Peço desculpas. O título original deste texto seria “Como ser chique”. Mas chique virou uma palavra brega. As pessoas ricas e sofisticadas gostam de dizer que são simples. Tenho uma amiga dona de um conversível de luxo. Sempre diz:
– Só tenho esse carro porque gosto de sentir o vento na cara, o contato com a natureza.
Mentira. Para sentir o ventinho, bastava arrumar um leque de papel. O conversível é seu segundo carro. O primeiro, obviamente, é blindado. Quem usa a palavra chique hoje em dia é gente de classe média. Existe um truque para parecer sofisticado: fazer expressão de tédio, sempre. Na primeira classe ou até na executiva de um avião. O rico, que pode ter sido obrigado a ir na executiva por falta de primeira, só aceita água. Oferecem todos os vinhos maravilhosos, ele faz ar de exaustão e fica na água com a saladinha – porque rico não come, faz regime o tempo todo. Classe média é aquele que se atira em todos os vinhos, aperitivos, itens do menu. O rico coloca a máscara preta nos olhos, toma um calmante e dorme até o pouso. Recentemente fui a um restaurante francês, o Ambroisie, um dos melhores de Paris. Comi ovo pochè com caviar, me deliciei, espalhei gema no rosto, lambi o prato. E ainda pus uma foto no Instagram. Uma pobreza, reconheço. Alguém sofisticado olharia o prato com desprezo e mandaria trocar, usando algum pretexto, como não gostar de gema mole.
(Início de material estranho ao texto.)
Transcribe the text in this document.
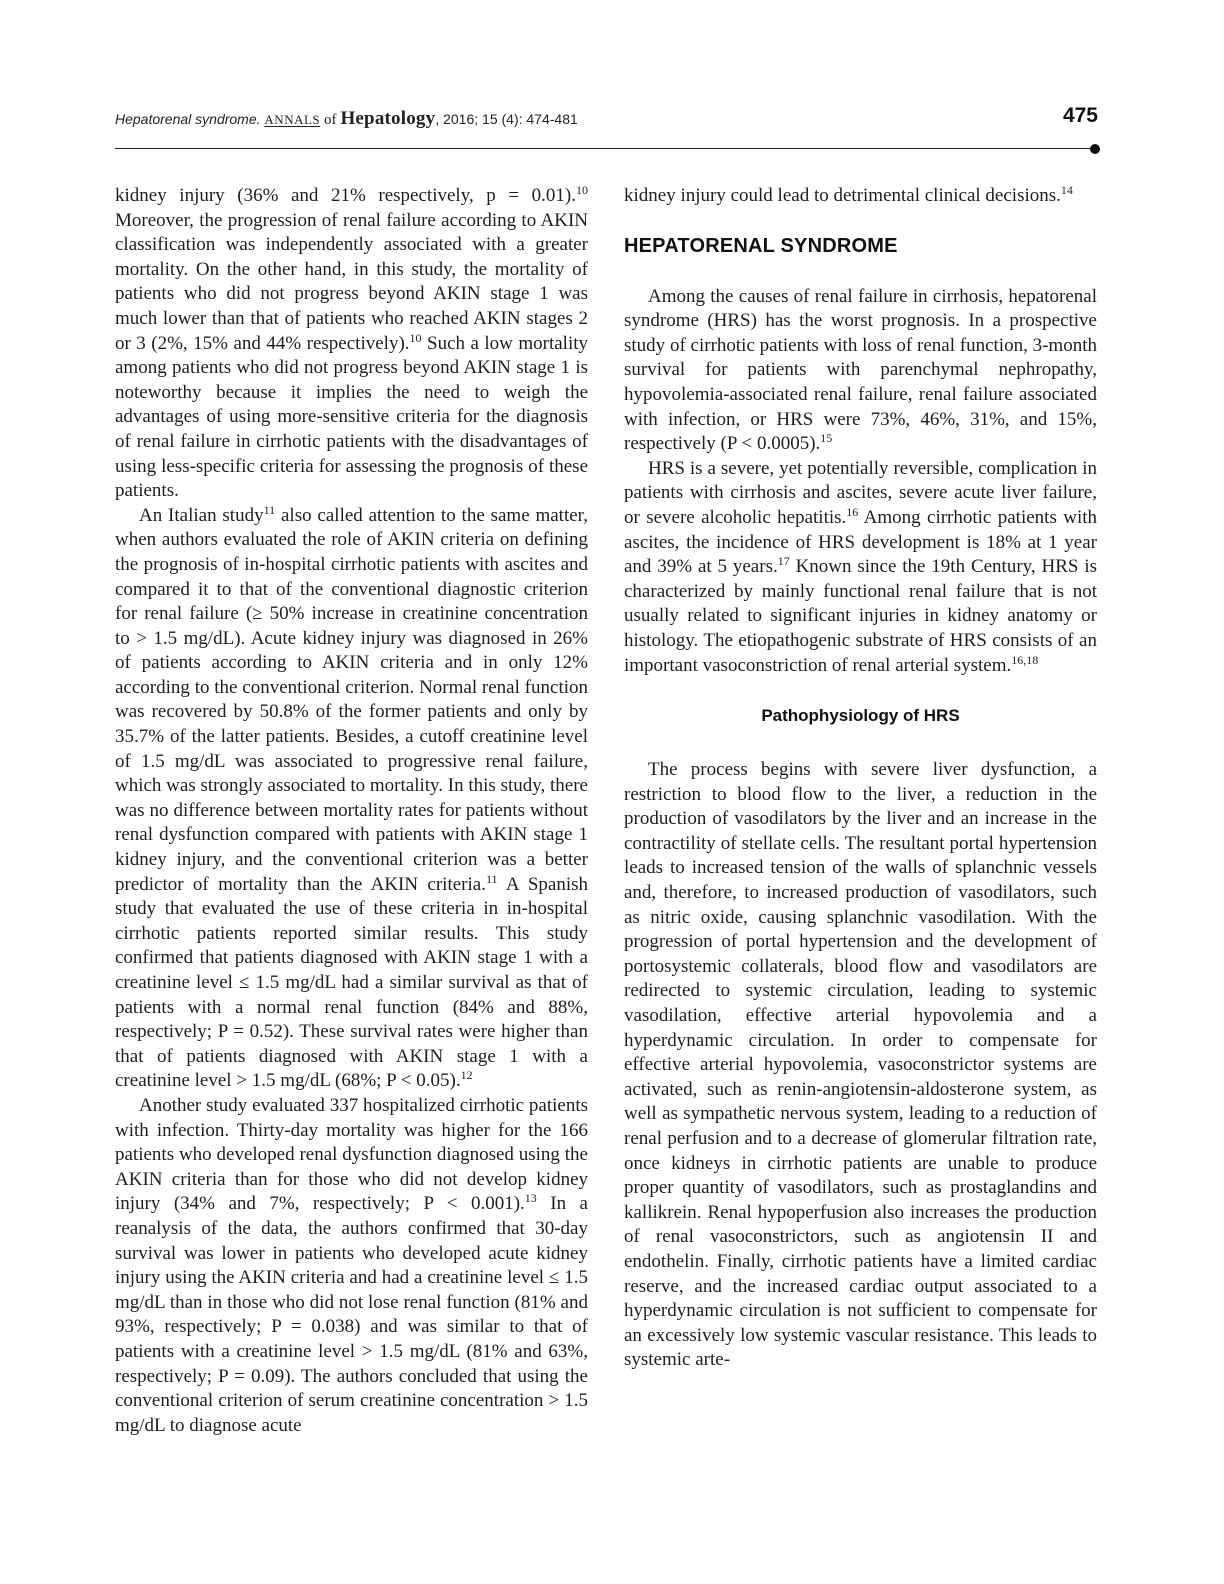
Hepatorenal syndrome. ANNALS of Hepatology, 2016; 15 (4): 474-481	475

kidney injury (36% and 21% respectively, p = 0.01).$^{10}$ Moreover, the progression of renal failure according to AKIN classification was independently associated with a greater mortality. On the other hand, in this study, the mortality of patients who did not progress beyond AKIN stage 1 was much lower than that of patients who reached AKIN stages 2 or 3 (2%, 15% and 44% respectively).$^{10}$ Such a low mortality among patients who did not progress beyond AKIN stage 1 is noteworthy because it implies the need to weigh the advantages of using more-sensitive criteria for the diagnosis of renal failure in cirrhotic patients with the disadvantages of using less-specific criteria for assessing the prognosis of these patients.

An Italian study$^{11}$ also called attention to the same matter, when authors evaluated the role of AKIN criteria on defining the prognosis of in-hospital cirrhotic patients with ascites and compared it to that of the conventional diagnostic criterion for renal failure (≥ 50% increase in creatinine concentration to > 1.5 mg/dL). Acute kidney injury was diagnosed in 26% of patients according to AKIN criteria and in only 12% according to the conventional criterion. Normal renal function was recovered by 50.8% of the former patients and only by 35.7% of the latter patients. Besides, a cutoff creatinine level of 1.5 mg/dL was associated to progressive renal failure, which was strongly associated to mortality. In this study, there was no difference between mortality rates for patients without renal dysfunction compared with patients with AKIN stage 1 kidney injury, and the conventional criterion was a better predictor of mortality than the AKIN criteria.$^{11}$ A Spanish study that evaluated the use of these criteria in in-hospital cirrhotic patients reported similar results. This study confirmed that patients diagnosed with AKIN stage 1 with a creatinine level ≤ 1.5 mg/dL had a similar survival as that of patients with a normal renal function (84% and 88%, respectively; P = 0.52). These survival rates were higher than that of patients diagnosed with AKIN stage 1 with a creatinine level > 1.5 mg/dL (68%; P < 0.05).$^{12}$

Another study evaluated 337 hospitalized cirrhotic patients with infection. Thirty-day mortality was higher for the 166 patients who developed renal dysfunction diagnosed using the AKIN criteria than for those who did not develop kidney injury (34% and 7%, respectively; P < 0.001).$^{13}$ In a reanalysis of the data, the authors confirmed that 30-day survival was lower in patients who developed acute kidney injury using the AKIN criteria and had a creatinine level ≤ 1.5 mg/dL than in those who did not lose renal function (81% and 93%, respectively; P = 0.038) and was similar to that of patients with a creatinine level > 1.5 mg/dL (81% and 63%, respectively; P = 0.09). The authors concluded that using the conventional criterion of serum creatinine concentration > 1.5 mg/dL to diagnose acute

kidney injury could lead to detrimental clinical decisions.$^{14}$

HEPATORENAL SYNDROME

Among the causes of renal failure in cirrhosis, hepatorenal syndrome (HRS) has the worst prognosis. In a prospective study of cirrhotic patients with loss of renal function, 3-month survival for patients with parenchymal nephropathy, hypovolemia-associated renal failure, renal failure associated with infection, or HRS were 73%, 46%, 31%, and 15%, respectively (P < 0.0005).$^{15}$

HRS is a severe, yet potentially reversible, complication in patients with cirrhosis and ascites, severe acute liver failure, or severe alcoholic hepatitis.$^{16}$ Among cirrhotic patients with ascites, the incidence of HRS development is 18% at 1 year and 39% at 5 years.$^{17}$ Known since the 19th Century, HRS is characterized by mainly functional renal failure that is not usually related to significant injuries in kidney anatomy or histology. The etiopathogenic substrate of HRS consists of an important vasoconstriction of renal arterial system.$^{16,18}$

Pathophysiology of HRS

The process begins with severe liver dysfunction, a restriction to blood flow to the liver, a reduction in the production of vasodilators by the liver and an increase in the contractility of stellate cells. The resultant portal hypertension leads to increased tension of the walls of splanchnic vessels and, therefore, to increased production of vasodilators, such as nitric oxide, causing splanchnic vasodilation. With the progression of portal hypertension and the development of portosystemic collaterals, blood flow and vasodilators are redirected to systemic circulation, leading to systemic vasodilation, effective arterial hypovolemia and a hyperdynamic circulation. In order to compensate for effective arterial hypovolemia, vasoconstrictor systems are activated, such as renin-angiotensin-aldosterone system, as well as sympathetic nervous system, leading to a reduction of renal perfusion and to a decrease of glomerular filtration rate, once kidneys in cirrhotic patients are unable to produce proper quantity of vasodilators, such as prostaglandins and kallikrein. Renal hypoperfusion also increases the production of renal vasoconstrictors, such as angiotensin II and endothelin. Finally, cirrhotic patients have a limited cardiac reserve, and the increased cardiac output associated to a hyperdynamic circulation is not sufficient to compensate for an excessively low systemic vascular resistance. This leads to systemic arte-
Mandar trocar é outro item de sofisticação. Você já viu alguém degustar o vinho e devolver no restaurante? Ninguém tem coragem, se servirem vinagre, nós, pobres tímidos de classe média, brindamos e fingimos que está bom. Não conheço vinho, mas, como fico sem jeito de confessar essa falha, digo que está bom. Todo mundo é um pouco assim. Menos o rico, que realmente conhece a uva e a safra. Devolve a garrafa e faz o restaurante arcar com o preju. Para fazer o gênero simples, como manda o cânone da riqueza, um milionário conhecido meu diz que adora comida caseira:
– Para mim, feijão com arroz e pastel é a melhor comida do mundo!
E ainda pensa que a gente acredita! Outra amiga milionária apareceu numa festa com um par de brincos enormes. Agitando os dedos com diamantes, contou que havia comprado na 25 de Março, onde passara o dia – para quem não é de São Paulo, a 25 é uma rua de comércio bem popular. Imaginei a rica cercada de seguranças no meio dos camelôs. Devem ter pensado que era alguma nova candidata à Presidência fazendo comício.
A arte da frescura é cheia de armadilhas. Os realmente sofisticados têm um universo particular. Dia desses vi uma bolsa de quase R$ 200 mil. Juro, 200 mil. É de uma grife famosa, toda em couro de crocodilo. Uma mulher exagerada pode até comprar em parcelas e desistir da entrada para a casa própria. E alucinar as amigas numa festa, exibindo o tesouro. A rica compra, enche como se fosse um sacolão. Atira em cima da mesa, como se estivesse farta da bolsa, da vida e da humanidade em geral. Gente sofisticada cria cavalos, faz festas de casamento onde é proibido fotografar, com bolos tipo esculturas, defende a ecologia e adora um casaco de pele. Há milhares de itens na vida de alguém sofisticado que você nunca conhecerá, caso não faça parte desse mundo.
Fica a dica: para parecer fino, elegante, sofisticado, vá lá, chique, só existe uma norma: a cara de tédio. Ou nojo. Está comendo e errou o talher? Bote a cara de nojo e fique cavoucando o prato como quem odeia a comida. Se o garçom perguntar se há algum problema com o prato, diga:
– Está tudo bem. É que estou sem apetite.
E faça mais cara de nojo ainda.
Há coisas que nunca se podem fazer. Roubar sabonetinho e xampu de hotel. É uma pobreza total. Pior ainda se embrulhar os sabonetinhos e der de presente. Pior do pior, é roubar sabonete de motel. Confesso, acho uma gracinha aqueles sabonetes pequenininhos. Mas onde botar? No banheiro para visitas, para ficarem sabendo que você foi em motel baranga – pelo sabonetinho se conhece o motel! Xi, foi ao que anuncia promoção de pernoite com café da manhã? Se tiver um relacionamento, vai engolir o sabonetinho quando o descobrir esquecido no porta-luvas do carro?
Mas, se você não quer ser brega, basta aparentar tédio. Ou fazer cara de nojo, como já expliquei.
Ah, sim, também não converse. Limite-se a “sim” ou “não”. Gente chique nunca está a fim de conversar. O silêncio é sofisticadíssimo.